A press release from Ohio State University announces that, by studying the records of patients with melanoma, scientists have discovered that those taking a drug for high blood pressure known as a beta-blocker had a lower mortality rates. The article is published in Cancer Epidemiology.
By studying 200,000 humans, scientists have located 16 new gene variants that affect blood pressure. The articles can be found here and here. By analyzing 43 tumors, scientists from St Jude Children’s Research Hospital were able to discover that the childhood brain tumor known as diffuse intrinsic pontine glioma (DIPG) often contains numerous genetic mutations known as copy number variants. The article can be accessed in the Journal of Clinical Oncology. DIPG is a very rare tumor so if human tissue samples can be used to study this tumor, they can certainly be used to study more common tumors. Similarly, by studying humans, scientists discovered that people of African ancestry had genetic variants for another childhood cancer, neuroblastoma, that are associated with poorer outcomes.
Pharma and the government have long acknowledged that Pharma has few, if any, predictive tools. Humans and human DNA will ultimately be used to screen drugs. The following is from Drug Discovery & Development, September 20, 2011: “President Obama announced that the National Institutes of Health will collaborate with the Defense Advanced Research Projects Agency (DARPA), and the U.S. Food and Drug Administration (FDA) to develop a chip to screen for safe and effective drugs far more swiftly and efficiently than current methods, and before they are tested in humans. . . . DARPA and NIH will facilitate collaborations between researchers and FDA to advance the goals of both programs. The two agencies, in coordination with FDA, will solicit proposals from industry, government labs, academic institutions, and other research organizations on how best to develop the chip, bringing together the latest advances in engineering, biology, and toxicology to bear on this complex problem. "Drug toxicity is one of the most common reasons why promising compounds fail," Francis S. Collins, MD, PhD, NIH director says. "We need to know which ones are safe and effective much earlier on in the process. This is an unprecedented opportunity to speed development of effective therapies, while saving time and money." ”

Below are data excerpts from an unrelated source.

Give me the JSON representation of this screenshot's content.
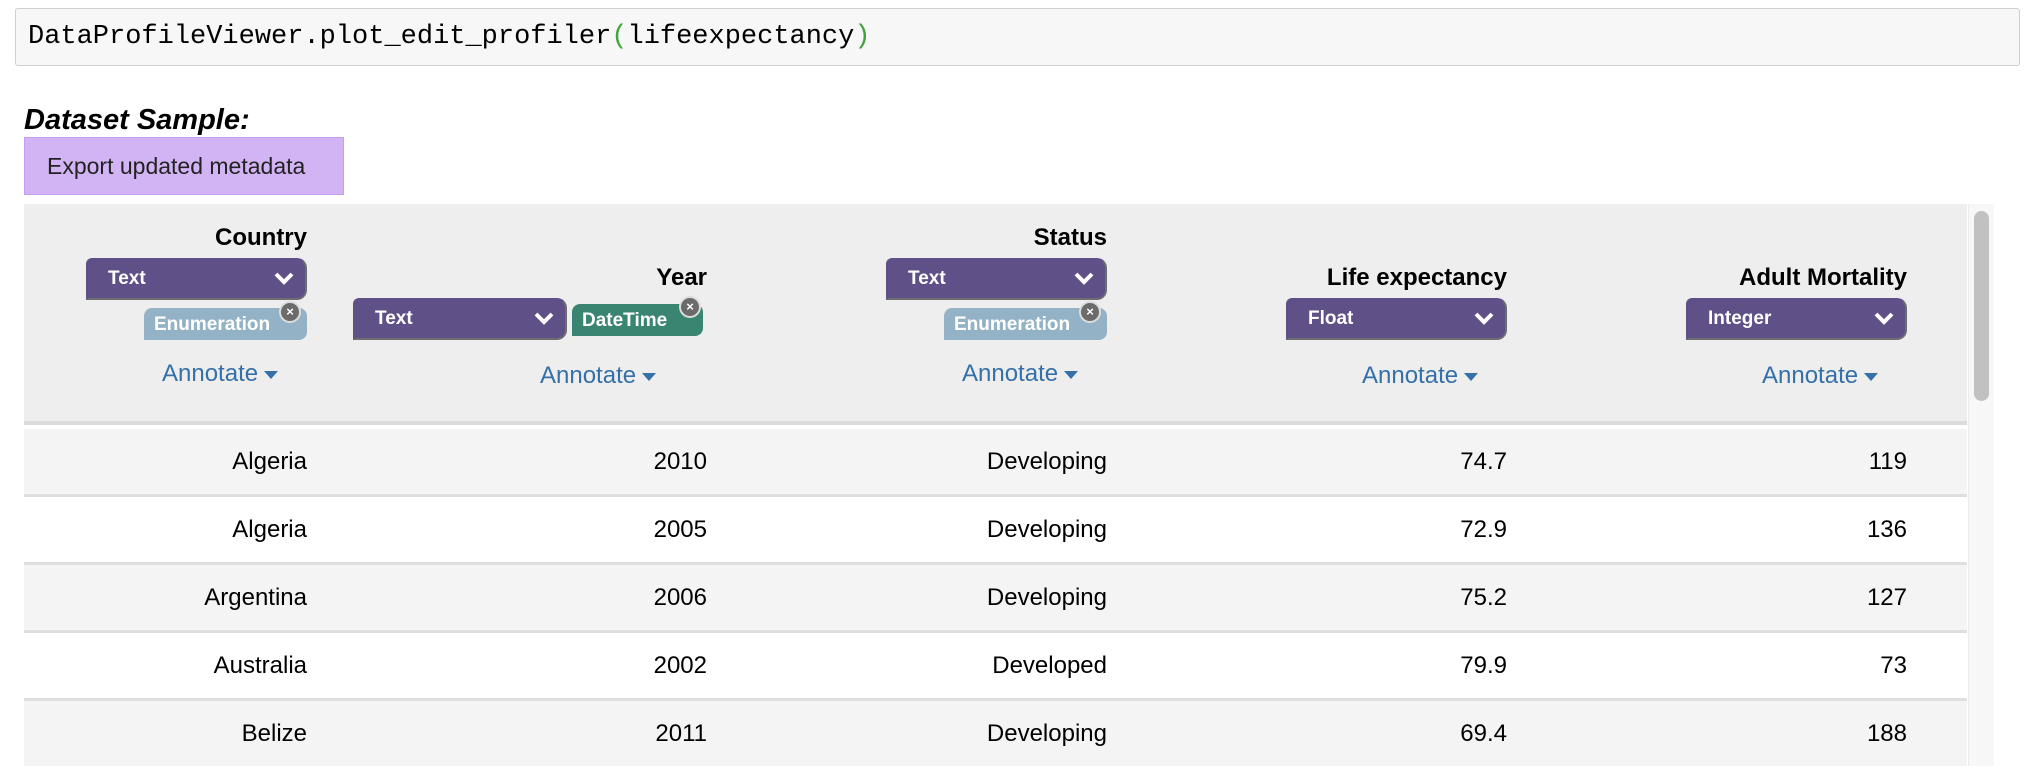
{
  "code_cell": {
    "prefix": "DataProfileViewer.plot_edit_profiler",
    "open_paren": "(",
    "argument": "lifeexpectancy",
    "close_paren": ")"
  },
  "section_title": "Dataset Sample:",
  "export_button_label": "Export updated metadata",
  "colors": {
    "select_bg": "#5f5087",
    "enum_tag": "#93b2c5",
    "datetime_tag": "#3a8571",
    "annotate_link": "#3570a8",
    "export_button": "#d2b4f5"
  },
  "columns": [
    {
      "name": "Country",
      "type": "Text",
      "tag": "Enumeration",
      "annotate": "Annotate"
    },
    {
      "name": "Year",
      "type": "Text",
      "tag": "DateTime",
      "annotate": "Annotate"
    },
    {
      "name": "Status",
      "type": "Text",
      "tag": "Enumeration",
      "annotate": "Annotate"
    },
    {
      "name": "Life expectancy",
      "type": "Float",
      "annotate": "Annotate"
    },
    {
      "name": "Adult Mortality",
      "type": "Integer",
      "annotate": "Annotate"
    }
  ],
  "rows": [
    [
      "Algeria",
      "2010",
      "Developing",
      "74.7",
      "119"
    ],
    [
      "Algeria",
      "2005",
      "Developing",
      "72.9",
      "136"
    ],
    [
      "Argentina",
      "2006",
      "Developing",
      "75.2",
      "127"
    ],
    [
      "Australia",
      "2002",
      "Developed",
      "79.9",
      "73"
    ],
    [
      "Belize",
      "2011",
      "Developing",
      "69.4",
      "188"
    ]
  ]
}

The fact that individual humans respond differently to drugs and disease should come as no surprise in light of the fact that different strains of mice vary greatly even in their water consumption.(Bachmanov et al. 2002)Only by matching disease and drug response to genes and genetic makeup can medical science assure drug safety and efficacy and assure that diseases will be diagnosed early enough to be successfully treated. What all of the above has in common is the fact that it human-based. The only intact system that can predict what will happen in you when you take a drug or are exposed to a disease is you. (See Vivisection Or Death: Part III, No Other Options.)
Finally, several months ago Dr Ringach made certain claims regarding thalidomide—the drug that caused birth defects in the late 1950s and early 1960s. I said I would write a response to his claims (his claims were not unique and I needed to address such claims anyway). The article has been published in The Journal of Philosophy, Science & Law. The article can be accessed here. The journal is indexed, peer-reviewed, and open access so anyone can read the article free of charge.